嬉しそうに、ゆっくりと周囲を見渡すようにくるりと回りながら、昔を思い出しているようだ。


 ルゥトはそんな彼女を微笑ましく見つめる。

仕草や表情はあの頃のままであった。いや、この場所にきたからこそそうなのだろう。

昼間の玉座に座る彼女はまったく別人で威厳ある女王として申し分のない姿、立ち振る舞いだった。


 ふと我に返えると足を止めたアンリエッタが振り返ってまじまじとルゥトを見つめていた。目が合うと少し寂しそうに


「あなたも随分と大人びてしまったのね…。本来ならあの頃と変わることはなかったはずなのに……」


 申し訳なさそうにそう呟く。

 ルゥトは肩をすくめて


「それでもヒトよりは遅いペースですよ。変質したとは言え、ヒトになることはできなかったようです」


 そう返すとアンリエッタの表情はさらに曇った。


「……私がやったことは正しかったのか、今でも考えてしまうの……。あの時、世界を変えなければ、私たちは」


 ルゥトは俯くアンリエッタに近づき腰を屈めて唇に指で触れて言葉を遮る。


「おてんばアンリエッタのねがいが、間違っていたとは僕もダンも思っていませんよ。今もあれで最善だったと思ってます」


ダンの名を聞いてアンリエッタの顔はクシャリと崩れ、その瞳激しく潤んだが見られまいとルゥトから離れ背を向け天を仰ぐ。


「そうね。あなたとダンがそう思ってくれるのなら、きっと間違ってなかったのよね。うん。そうだ」


自分に言い聞かすようにそう呟く。

不安と重責で弱音を吐露したアンリエッタであったが徐々に自信を取り戻して顔を上げる。


そして改めてルゥトを見て

「キュリエのこと助けてくれて、そしてずっと見守ってくれてありがとう。
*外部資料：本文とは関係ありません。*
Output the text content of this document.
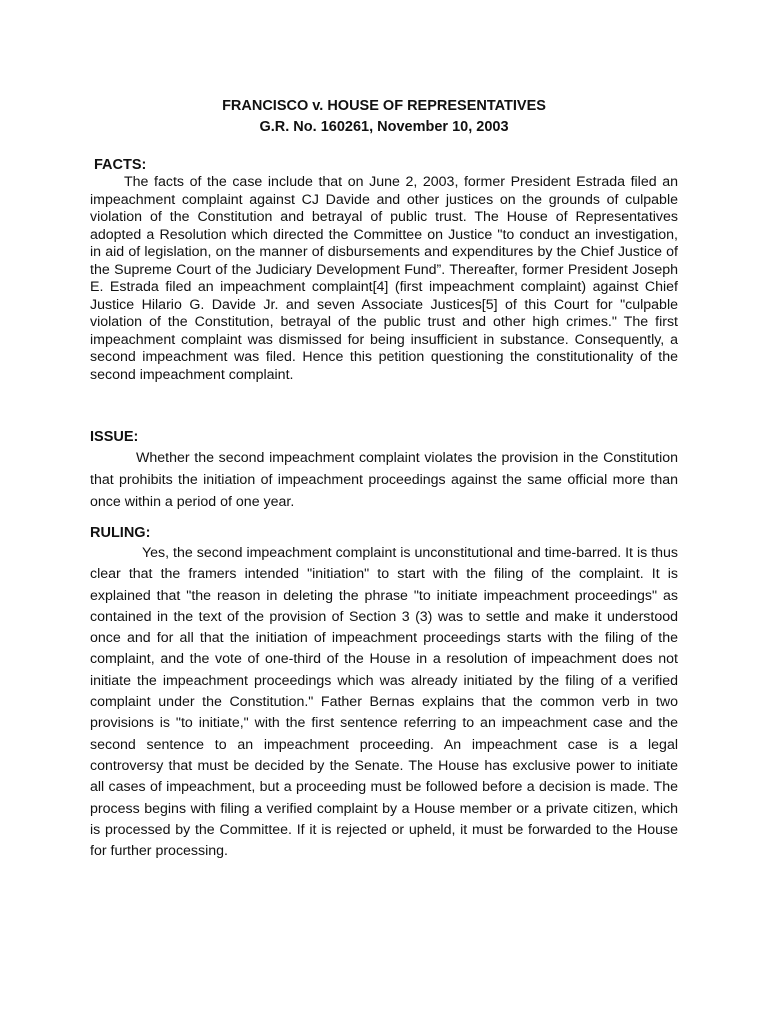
FRANCISCO v. HOUSE OF REPRESENTATIVES
G.R. No. 160261, November 10, 2003
FACTS:

The facts of the case include that on June 2, 2003, former President Estrada filed an impeachment complaint against CJ Davide and other justices on the grounds of culpable violation of the Constitution and betrayal of public trust. The House of Representatives adopted a Resolution which directed the Committee on Justice "to conduct an investigation, in aid of legislation, on the manner of disbursements and expenditures by the Chief Justice of the Supreme Court of the Judiciary Development Fund”. Thereafter, former President Joseph E. Estrada filed an impeachment complaint[4] (first impeachment complaint) against Chief Justice Hilario G. Davide Jr. and seven Associate Justices[5] of this Court for "culpable violation of the Constitution, betrayal of the public trust and other high crimes." The first impeachment complaint was dismissed for being insufficient in substance. Consequently, a second impeachment was filed. Hence this petition questioning the constitutionality of the second impeachment complaint.

ISSUE:

Whether the second impeachment complaint violates the provision in the Constitution that prohibits the initiation of impeachment proceedings against the same official more than once within a period of one year.

RULING:

Yes, the second impeachment complaint is unconstitutional and time-barred. It is thus clear that the framers intended "initiation" to start with the filing of the complaint. It is explained that "the reason in deleting the phrase "to initiate impeachment proceedings" as contained in the text of the provision of Section 3 (3) was to settle and make it understood once and for all that the initiation of impeachment proceedings starts with the filing of the complaint, and the vote of one-third of the House in a resolution of impeachment does not initiate the impeachment proceedings which was already initiated by the filing of a verified complaint under the Constitution." Father Bernas explains that the common verb in two provisions is "to initiate," with the first sentence referring to an impeachment case and the second sentence to an impeachment proceeding. An impeachment case is a legal controversy that must be decided by the Senate. The House has exclusive power to initiate all cases of impeachment, but a proceeding must be followed before a decision is made. The process begins with filing a verified complaint by a House member or a private citizen, which is processed by the Committee. If it is rejected or upheld, it must be forwarded to the House for further processing.
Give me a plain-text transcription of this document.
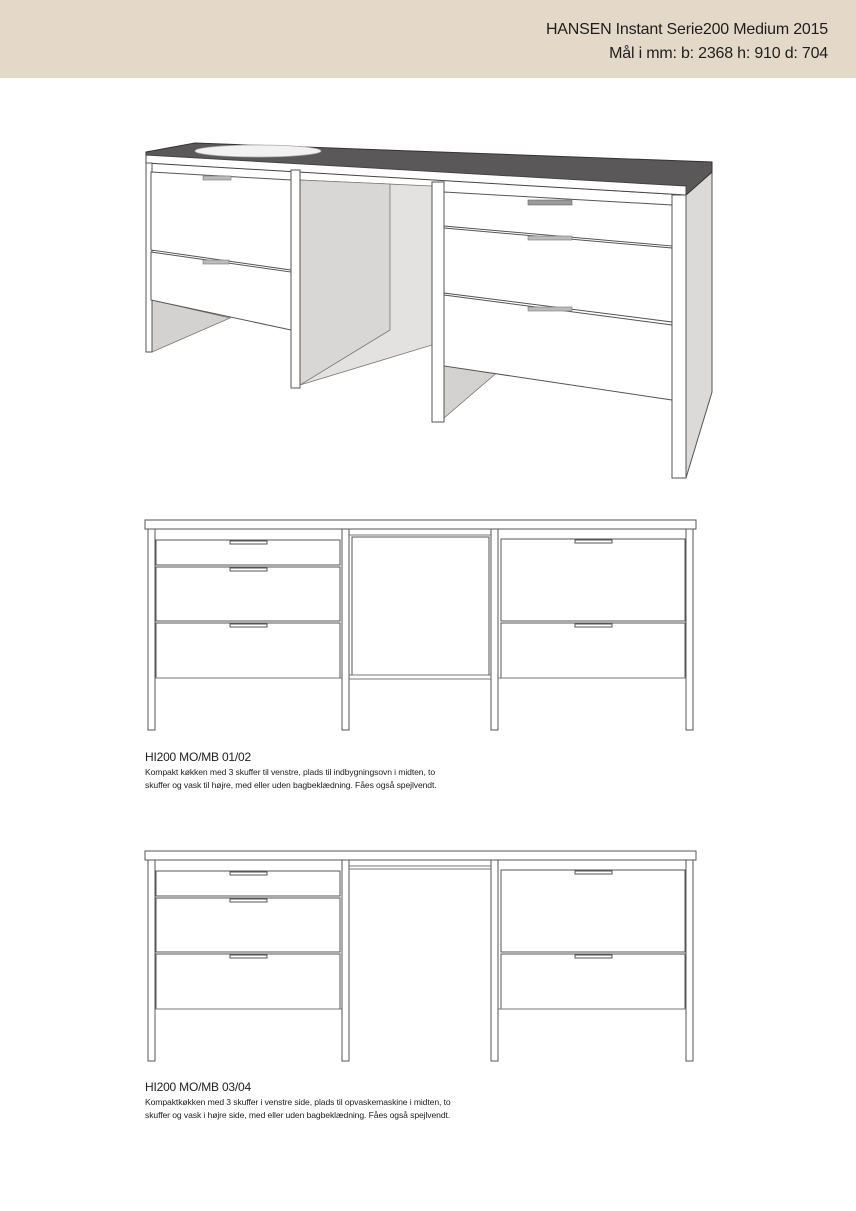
HANSEN Instant Serie200 Medium 2015

Mål i mm: b: 2368 h: 910 d: 704

HI200 MO/MB 01/02

Kompakt køkken med 3 skuffer til venstre, plads til indbygningsovn i midten, to

skuffer og vask til højre, med eller uden bagbeklædning. Fåes også spejlvendt.

HI200 MO/MB 03/04

Kompaktkøkken med 3 skuffer i venstre side, plads til opvaskemaskine i midten, to

skuffer og vask i højre side, med eller uden bagbeklædning. Fåes også spejlvendt.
あの子が立派に育ってくれたのはあなたのおかげよ」


 そう言って母の顔になったアンリエッタはお辞儀をした。

女王の顔、昔ながらのお転婆な顔、そして母の顔。沢山の顔を持つようになった。ルゥトはそんなことを思いながら軽く首を振り


「いいえ、あの子は元々あなたに似て聡明で、そしてダンに似て心優しい子ですよ。……少々素直でないところもありますがね」


 そう言ってキュリエが少し不貞腐れた顔で我儘を言う姿を思い出してルゥトは顔を綻ばせる。それもまた懐かしい姿であった。

そんなルゥトを見て、アンリエッタも優しく笑って


「リュウト、いまさらだけど私からもお願いしておくわ。あの子を、キュリエをお願いね」


その言葉を聞いてルゥトは姿勢を正し、


「私は姫様の執事ですから」


そう言って腰を折り、胸の前に手を置いて綺麗なお辞儀をした。